Monday, November 9, 2009

Cracking the Silo

At the beginning of the year, I decided I wasn't going to budget a trip to a trade show. Most store owners don't go to shows every year, but I felt it was a great way to stay informed about the game industry. I can usually point to something I learned at a show that justified the expense in the long run, but this year I decided to focus on the bottom line, short term survival. The problem with the hobby game industry is that everyone is in their tiered silos.

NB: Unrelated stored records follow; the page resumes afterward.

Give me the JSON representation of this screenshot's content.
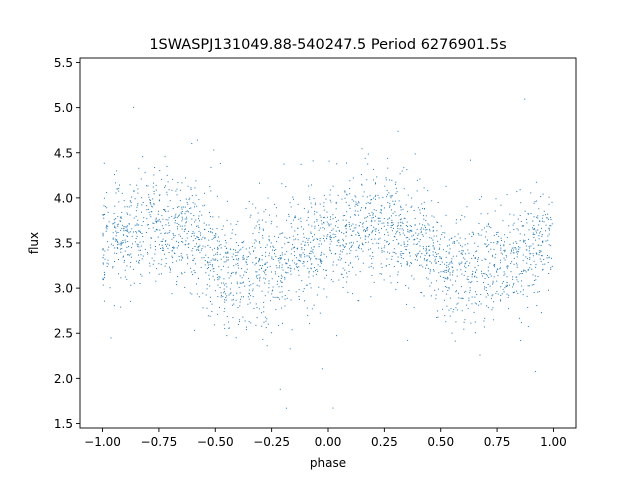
{
  "chart_data": {
    "type": "scatter",
    "title": "1SWASPJ131049.88-540247.5 Period 6276901.5s",
    "xlabel": "phase",
    "ylabel": "flux",
    "xlim": [
      -1.1,
      1.1
    ],
    "ylim": [
      1.45,
      5.55
    ],
    "xticks": [
      "−1.00",
      "−0.75",
      "−0.50",
      "−0.25",
      "0.00",
      "0.25",
      "0.50",
      "0.75",
      "1.00"
    ],
    "xtick_values": [
      -1.0,
      -0.75,
      -0.5,
      -0.25,
      0.0,
      0.25,
      0.5,
      0.75,
      1.0
    ],
    "yticks": [
      "1.5",
      "2.0",
      "2.5",
      "3.0",
      "3.5",
      "4.0",
      "4.5",
      "5.0",
      "5.5"
    ],
    "ytick_values": [
      1.5,
      2.0,
      2.5,
      3.0,
      3.5,
      4.0,
      4.5,
      5.0,
      5.5
    ],
    "grid": false,
    "point_color": "#1f77b4",
    "series": [
      {
        "profile_phase": [
          -1.0,
          -0.9,
          -0.8,
          -0.7,
          -0.6,
          -0.5,
          -0.45,
          -0.4,
          -0.3,
          -0.2,
          -0.1,
          0.0,
          0.1,
          0.2,
          0.3,
          0.4,
          0.5,
          0.55,
          0.6,
          0.7,
          0.8,
          0.9,
          1.0
        ],
        "profile_flux": [
          3.55,
          3.6,
          3.72,
          3.68,
          3.55,
          3.3,
          3.15,
          3.12,
          3.18,
          3.3,
          3.45,
          3.55,
          3.6,
          3.72,
          3.68,
          3.55,
          3.3,
          3.15,
          3.12,
          3.18,
          3.3,
          3.45,
          3.55
        ]
      }
    ]
  }
}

Good information is hard to acquire, despite the emails, blogs, and forums. What you end up getting are press releases or the same people talking, many of whom you've heard quite enough of. The publishers have a relationship with the distributors, but not the stores. The stores relate to the distributors, but not the publishers. The distributors closely guard their own information against their crafty competitors. The same people say the same things, year after year, without much diversity or new ideas. You often end up with harsh words between the producers and sellers, with both thinking the other isn't properly doing their job, both thinking the other doesn't understand the complexities of their position. Getting insight into each others world is not only good for business, it might be necessary for industry survival.

What's needed are candid discussions. I don't need the official line, I need to know what someone would tell me if we went out for a beer. The hobby game industry is very small. You would think you could predict how it would act, but it's remarkably difficult. While publicly traded companies are legally obligated to maximize their shareholder value, usually with predictable outcomes, the hobby game industry is by nature irrational. Sure, everyone wants to make money, but they could all do it easier elsewhere. A divorce, money problems, animosity towards a competitor or the belief that "it's how it's done" can make rational people make seemingly irrational decisions. Understanding what is happening so we can make good decisions in our silos can be next to impossible unless you've got a few beer buddies in the industry. The more socially adept spend hours on the phone each week just getting an industry pulse. It's exhausting.

The good news then, is that it's becoming easier to share information, and without the expense of a trade show or hours on the phone. Social networking has been the key for me, both Twitter and Facebook. It's admittedly a lot of work, but after you decide who you want to grok information from, you can let the bits wash over you until you've got a pattern of information that answers your questions and informs your view. The technology is obviously in its infancy, and I'm guessing will be different shortly, but the benefits are undeniable for me. There's a level of information sharing, and value gleaned from those who don't even know their projecting it, that would have required many six packs to acquire. Grok is the perfect term for this too:

Grok means to understand so thoroughly that the observer becomes a part of the observed—to merge, blend, intermarry, lose identity in group experience. It means almost everything that we mean by religion, philosophy, and science—and it means as little to us (because of our Earthly assumptions) as color means to a blind man.

The key, of course, is knowing who you want to follow, friend, or otherwise grok. Hopefully they project more than the usual press releases. Most of us have personal accounts and business accounts, meaning we can market to others with one account while "being ourselves" with the other. Both are tremendously useful, I find. All of this probably sounds terribly obvious right now, but it's amazing how it has developed in such a short time. With Google Wave in development (I just set up my account!), I'm sure we'll be seeing more of this, and in increasingly usable formats.